The driver is, or was, the wife of grizzled detective Ingimundur (Ingvar E. Sigurðsson), who a few years later is still coming to terms with his widowing. He grudgingly sees a counsellor at the behest of the police force, but Ingimundur is a stubborn one. He expresses little emotion, instead keeping his own counsel, withdrawn and gruff. What little joy in life he gets is from his granddaughter, who keeps him company and gives him purpose while he spends his days keeping busy refurbishing a house for his daughter and son-in-law. When a chance discovery while looking over his wife’s possessions leads him to suspect his wife may have been keeping secrets from him in life, his interrogation starts him on a dangerous spiral.
A White, White Day more than deserves all the accolades it is attracting and should be a strong drawcard for this year’s Scandinavian Film Festival, which kicks off around the country in July. We’ve seen already this year in cinemas how Iceland’s desolate beauty and unique climate can allow its local folklore to breathe in and out of everyday stories without need for special effects. Woman at War perhaps demonstrated it best earlier this year with Iceland’s wild plains becoming a character in and of themselves, a lush haven needing rescuing. Here the seasonal extremes of Ingimundur’s remote seaside village feel more adversarial, threatening and destabilising — a setting to be weathered and kept at bay, much like anyone expressing concern for Ingimundur’s welfare.
Sigurðsson does a stellar job of conveying a terse internal battle for sanity as Ingimundur begins to question his wife’s devotion to him in a relationship he had until now presumed to be beyond question.

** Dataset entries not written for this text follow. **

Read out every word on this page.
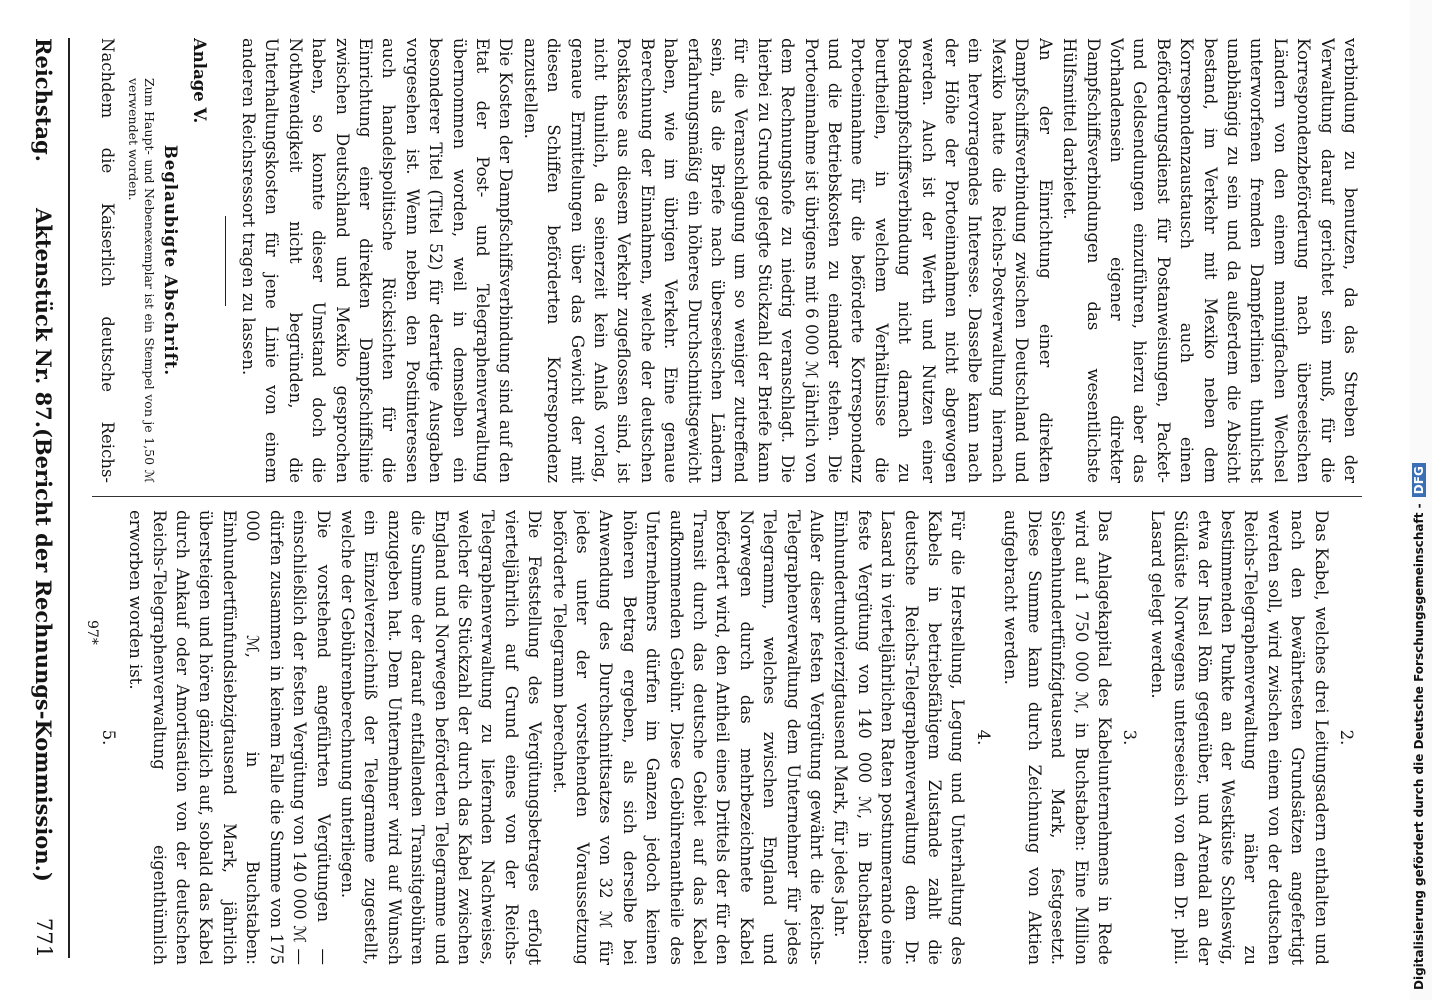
Digitalisierung gefördert durch die Deutsche Forschungsgemeinschaft - DFG
Reichstag.
Aktenstück Nr. 87.
(Bericht der Rechnungs-Kommission.)
771

verbindung zu benutzen, da das Streben der Verwaltung darauf gerichtet sein muß, für die Korrespondenzbeförderung nach überseeischen Ländern von den einem mannigfachen Wechsel unterworfenen fremden Dampferlinien thunlichst unabhängig zu sein und da außerdem die Absicht bestand, im Verkehr mit Mexiko neben dem Korrespondenzaustausch auch einen Beförderungsdienst für Postanweisungen, Packet- und Geldsendungen einzuführen, hierzu aber das Vorhandensein eigener direkter Dampfschiffsverbindungen das wesentlichste Hülfsmittel darbietet.

An der Einrichtung einer direkten Dampfschiffsverbindung zwischen Deutschland und Mexiko hatte die Reichs-Postverwaltung hiernach ein hervorragendes Interesse. Dasselbe kann nach der Höhe der Portoeinnahmen nicht abgewogen werden. Auch ist der Werth und Nutzen einer Postdampfschiffsverbindung nicht darnach zu beurtheilen, in welchem Verhältnisse die Portoeinnahme für die beförderte Korrespondenz und die Betriebskosten zu einander stehen. Die Portoeinnahme ist übrigens mit 6 000 ℳ jährlich von dem Rechnungshofe zu niedrig veranschlagt. Die hierbei zu Grunde gelegte Stückzahl der Briefe kann für die Veranschlagung um so weniger zutreffend sein, als die Briefe nach überseeischen Ländern erfahrungsmäßig ein höheres Durchschnittsgewicht haben, wie im übrigen Verkehr. Eine genaue Berechnung der Einnahmen, welche der deutschen Postkasse aus diesem Verkehr zugeflossen sind, ist nicht thunlich, da seinerzeit kein Anlaß vorlag, genaue Ermittelungen über das Gewicht der mit diesen Schiffen beförderten Korrespondenz anzustellen.

Die Kosten der Dampfschiffsverbindung sind auf den Etat der Post- und Telegraphenverwaltung übernommen worden, weil in demselben ein besonderer Titel (Titel 52) für derartige Ausgaben vorgesehen ist. Wenn neben den Postinteressen auch handelspolitische Rücksichten für die Einrichtung einer direkten Dampfschiffslinie zwischen Deutschland und Mexiko gesprochen haben, so konnte dieser Umstand doch die Nothwendigkeit nicht begründen, die Unterhaltungskosten für jene Linie von einem anderen Reichsressort tragen zu lassen.

Anlage V.

Beglaubigte Abschrift.

Zum Haupt- und Nebenexemplar ist ein Stempel von je 1,50 ℳ verwendet worden.

Nachdem die Kaiserlich deutsche Reichs-

2.

Das Kabel, welches drei Leitungsadern enthalten und nach den bewährtesten Grundsätzen angefertigt werden soll, wird zwischen einem von der deutschen Reichs-Telegraphenverwaltung näher zu bestimmenden Punkte an der Westküste Schleswig, etwa der Insel Röm gegenüber, und Arendal an der Südküste Norwegens unterseeisch von dem Dr. phil. Lasard gelegt werden.

3.

Das Anlagekapital des Kabelunternehmens in Rede wird auf 1 750 000 ℳ, in Buchstaben: Eine Million Siebenhundertfünfzigtausend Mark, festgesetzt. Diese Summe kann durch Zeichnung von Aktien aufgebracht werden.

4.

Für die Herstellung, Legung und Unterhaltung des Kabels in betriebsfähigem Zustande zahlt die deutsche Reichs-Telegraphenverwaltung dem Dr. Lasard in vierteljährlichen Raten postnumerando eine feste Vergütung von 140 000 ℳ, in Buchstaben: Einhundertundvierzigtausend Mark, für jedes Jahr.

Außer dieser festen Vergütung gewährt die Reichs-Telegraphenverwaltung dem Unternehmer für jedes Telegramm, welches zwischen England und Norwegen durch das mehrbezeichnete Kabel befördert wird, den Antheil eines Drittels der für den Transit durch das deutsche Gebiet auf das Kabel aufkommenden Gebühr. Diese Gebührenantheile des Unternehmers dürfen im Ganzen jedoch keinen höheren Betrag ergeben, als sich derselbe bei Anwendung des Durchschnittsatzes von 32 ℳ für jedes unter der vorstehenden Voraussetzung beförderte Telegramm berechnet.

Die Feststellung des Vergütungsbetrages erfolgt vierteljährlich auf Grund eines von der Reichs-Telegraphenverwaltung zu liefernden Nachweises, welcher die Stückzahl der durch das Kabel zwischen England und Norwegen beförderten Telegramme und die Summe der darauf entfallenden Transitgebühren anzugeben hat. Dem Unternehmer wird auf Wunsch ein Einzelverzeichniß der Telegramme zugestellt, welche der Gebührenberechnung unterliegen.

Die vorstehend angeführten Vergütungen — einschließlich der festen Vergütung von 140 000 ℳ — dürfen zusammen in keinem Falle die Summe von 175 000 ℳ, in Buchstaben: Einhundertfünfundsiebzigtausend Mark, jährlich übersteigen und hören gänzlich auf, sobald das Kabel durch Ankauf oder Amortisation von der deutschen Reichs-Telegraphenverwaltung eigenthümlich erworben worden ist.

5.

97*
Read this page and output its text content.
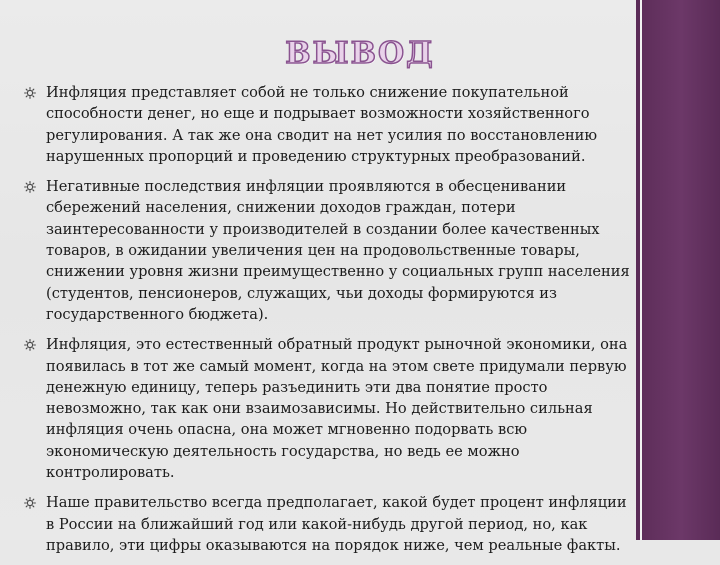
ВЫВОД
Инфляция представляет собой не только снижение покупательной способности денег, но еще и подрывает возможности хозяйственного регулирования. А так же она сводит на нет усилия по восстановлению нарушенных пропорций и проведению структурных преобразований.
Негативные последствия инфляции проявляются в обесценивании сбережений населения, снижении доходов граждан, потери заинтересованности у производителей в создании более качественных товаров, в ожидании увеличения цен на продовольственные товары, снижении уровня жизни преимущественно у социальных групп населения (студентов, пенсионеров, служащих, чьи доходы формируются из государственного бюджета).
Инфляция, это естественный обратный продукт рыночной экономики, она появилась в тот же самый момент, когда на этом свете придумали первую денежную единицу, теперь разъединить эти два понятие просто невозможно, так как они взаимозависимы. Но действительно сильная инфляция очень опасна, она может мгновенно подорвать всю экономическую деятельность государства, но ведь ее можно контролировать.
Наше правительство всегда предполагает, какой будет процент инфляции в России на ближайший год или какой-нибудь другой период, но, как правило, эти цифры оказываются на порядок ниже, чем реальные факты.
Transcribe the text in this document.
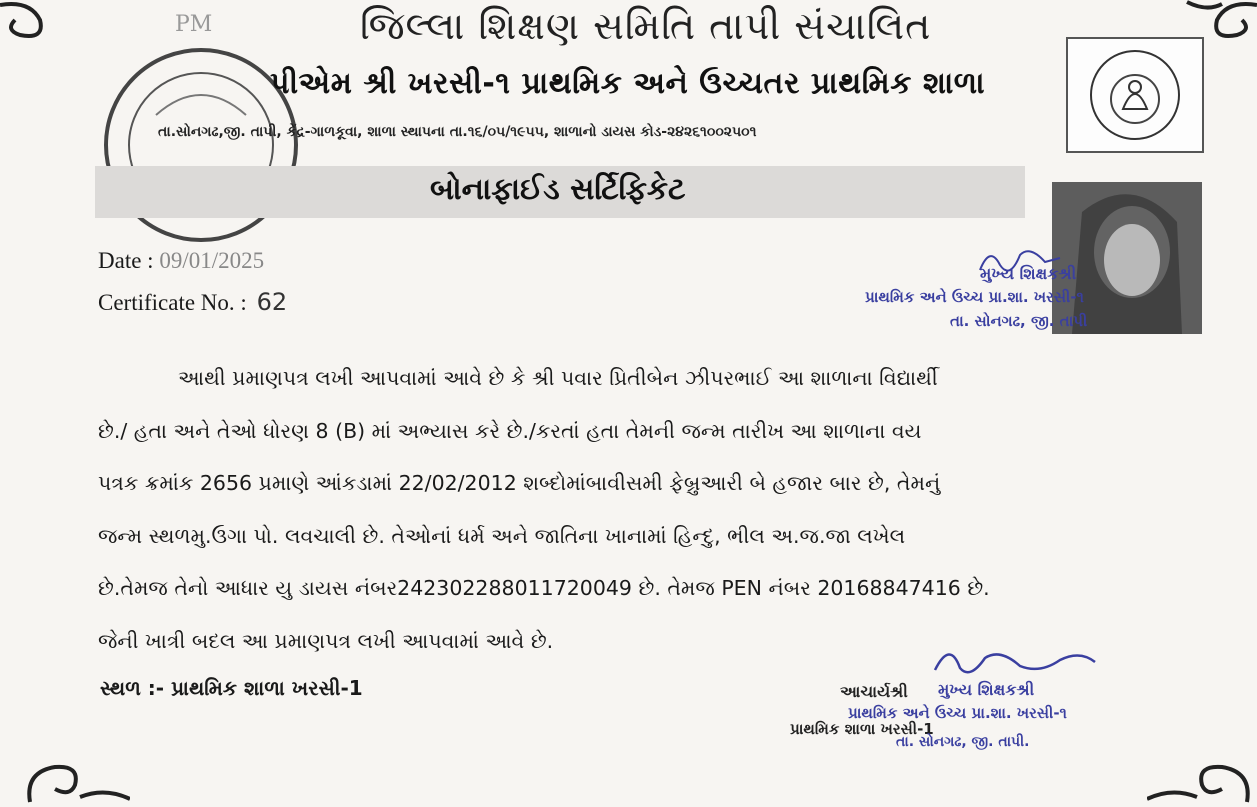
PM	જિલ્લા શિક્ષણ સમિતિ તાપી સંચાલિત
પીએમ શ્રી ખરસી-૧ પ્રાથમિક અને ઉચ્ચતર પ્રાથમિક શાળા
તા.સોનગઢ,જી. તાપી, કેંદ્ર-ગાળકૂવા, શાળા સ્થાપના તા.૧૬/૦૫/૧૯૫૫, શાળાનો ડાયસ કોડ-૨૪૨૬૧૦૦૨૫૦૧
બોનાફાઈડ સર્ટિફિકેટ
Date : 09/01/2025
Certificate No. : 62
મુખ્ય શિક્ષકશ્રી
પ્રાથમિક અને ઉચ્ચ પ્રા.શા. ખરસી-૧
તા. સોનગઢ, જી. તાપી

આથી પ્રમાણપત્ર લખી આપવામાં આવે છે કે શ્રી પવાર પ્રિતીબેન ઝીપરભાઈ આ શાળાના વિદ્યાર્થી

છે./ હતા અને તેઓ ધોરણ 8 (B) માં અભ્યાસ કરે છે./કરતાં હતા તેમની જન્મ તારીખ આ શાળાના વય

પત્રક ક્રમાંક 2656 પ્રમાણે આંકડામાં 22/02/2012 શબ્દોમાંબાવીસમી ફેબ્રુઆરી બે હજાર બાર છે, તેમનું

જન્મ સ્થળમુ.ઉગા પો. લવચાલી છે. તેઓનાં ધર્મ અને જાતિના ખાનામાં હિન્દુ, ભીલ અ.જ.જા લખેલ

છે.તેમજ તેનો આધાર યુ ડાયસ નંબર242302288011720049 છે. તેમજ PEN નંબર 20168847416 છે.

જેની ખાત્રી બદલ આ પ્રમાણપત્ર લખી આપવામાં આવે છે.

સ્થળ :- પ્રાથમિક શાળા ખરસી-1	મુખ્ય શિક્ષકશ્રી
આચાર્યશ્રી
પ્રાથમિક અને ઉચ્ચ પ્રા.શા. ખરસી-૧
પ્રાથમિક શાળા ખરસી-1
તા. સોનગઢ, જી. તાપી.
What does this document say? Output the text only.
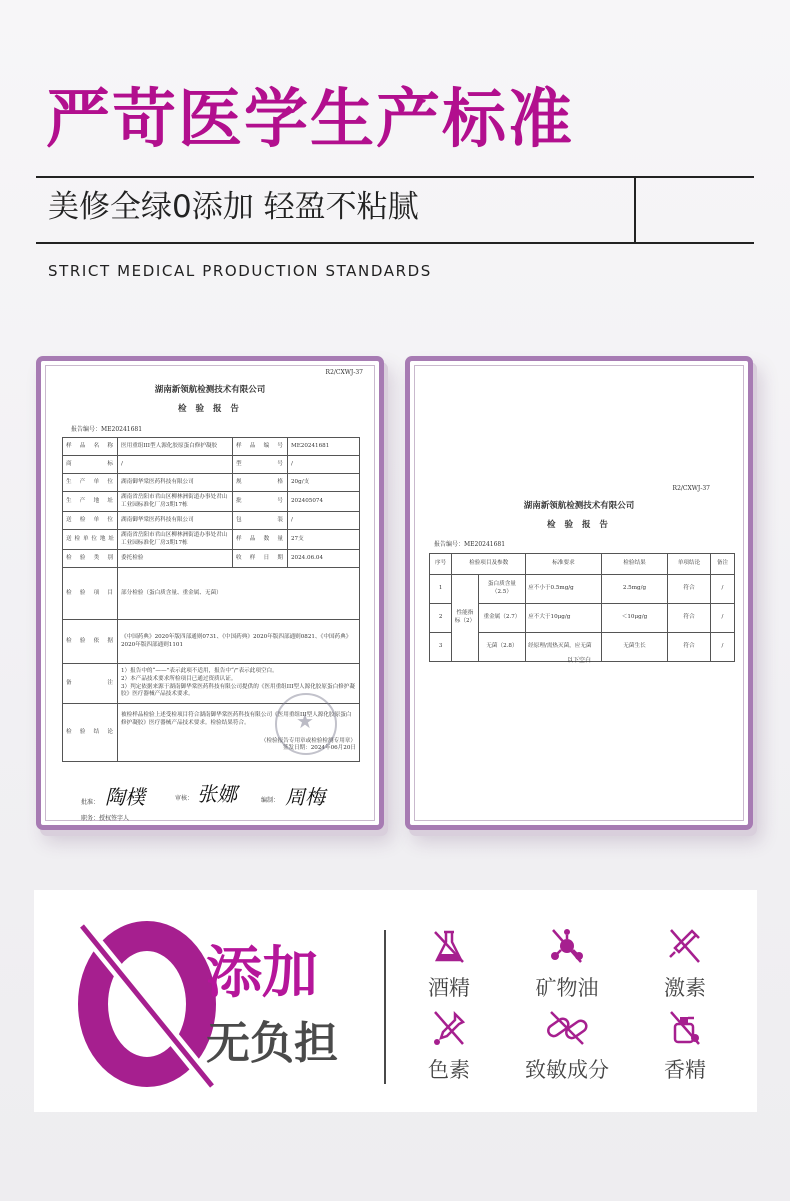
严苛医学生产标准
美修全绿0添加 轻盈不粘腻
STRICT MEDICAL PRODUCTION STANDARDS
R2/CXWJ-37
湖南新领航检测技术有限公司
检 验 报 告
报告编号：ME20241681
样品名称	医用重组III型人源化胶原蛋白修护凝胶	样品编号	ME20241681
商标	/	型号	/
生产单位	湖南御华棠医药科技有限公司	规格	20g/支
生产地址	湖南省岳阳市君山区柳林洲街道办事处君山工业园标准化厂房3期17栋	批号	202405074
送检单位	湖南御华棠医药科技有限公司	包装	/
送检单位地址	湖南省岳阳市君山区柳林洲街道办事处君山工业园标准化厂房3期17栋	样品数量	27支
检验类别	委托检验	收样日期	2024.06.04
检验项目	部分检验（蛋白质含量、重金属、无菌）		
检验依据	《中国药典》2020年版四部通则0731、《中国药典》2020年版四部通则0821、《中国药典》2020年版四部通则1101		
备注	1）报告中的“——”表示此项不适用，报告中“/”表示此项空白。
2）本产品技术要求所检项目已通过资质认证。
3）判定依据来源于湖南御华棠医药科技有限公司提供的《医用重组III型人源化胶原蛋白修护凝胶》医疗器械产品技术要求。		

检验结论	被检样品检验上述受检项目符合湖南御华棠医药科技有限公司《医用重组III型人源化胶原蛋白修护凝胶》医疗器械产品技术要求。检验结果符合。
（检验报告专用章或检验检测专用章）
签发日期：2024年06月20日		
★
批准： 陶樸	审核： 张娜	编制： 周梅
职务：授权签字人
R2/CXWJ-37
湖南新领航检测技术有限公司
检 验 报 告
报告编号：ME20241681
序号	检验项目及参数		标准要求	检验结果	单项结论	备注
1	性能指标（2）	蛋白质含量（2.5）	应不小于0.5mg/g	2.5mg/g	符合	/
2		重金属（2.7）	应不大于10μg/g	＜10μg/g	符合	/
3		无菌（2.8）	经原理/需热灭菌，应无菌	无菌生长	符合	/
以下空白
添加
无负担
酒精	矿物油	激素
色素	致敏成分	香精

He owns the camera as Palmason gives us an unhurried account of this man struggling to channel his bottled emotion. The overall trajectory often feels as though it is leading to a grim destination through Ingimundur’s intimate wrangling, but the path Palmason leads us on is not altogether realist and marked with scowls and melancholy. At times his focus is uncomfortable, at others comic. And sometimes he is simply content to revel in the harsh beauty of the untamed landscape. Never does it feel scattered or aimless.
Ingimundur’s bond with his bold granddaughter Salka (Ída Mekkín Hlynsdóttir) is no small reason for this and is an enduring highlight, with Hlynsdóttir turning in a beautifully natural performance. The sight of Salka finding a captured fish alive and taking it upon herself to laughingly smash its head on the kitchen table to finish the deed is only one of the strange moments dotted through this film to make it appealingly Icelandic — quirky, understated, even a little brutal — but it also shows us why these two are so close and how important they are to one another, both in Salka’s upbringing in this isolated climate and Ingimundur’s return to life. All this adds up to A White, White Day being a poignant and irregular look into male reactions to grief, helped by brilliant individual performances but even more so by a deft directorial touch.
A White, White Day screens as part of the Volvo Scandinavian Film Festival from 11th to 31st July.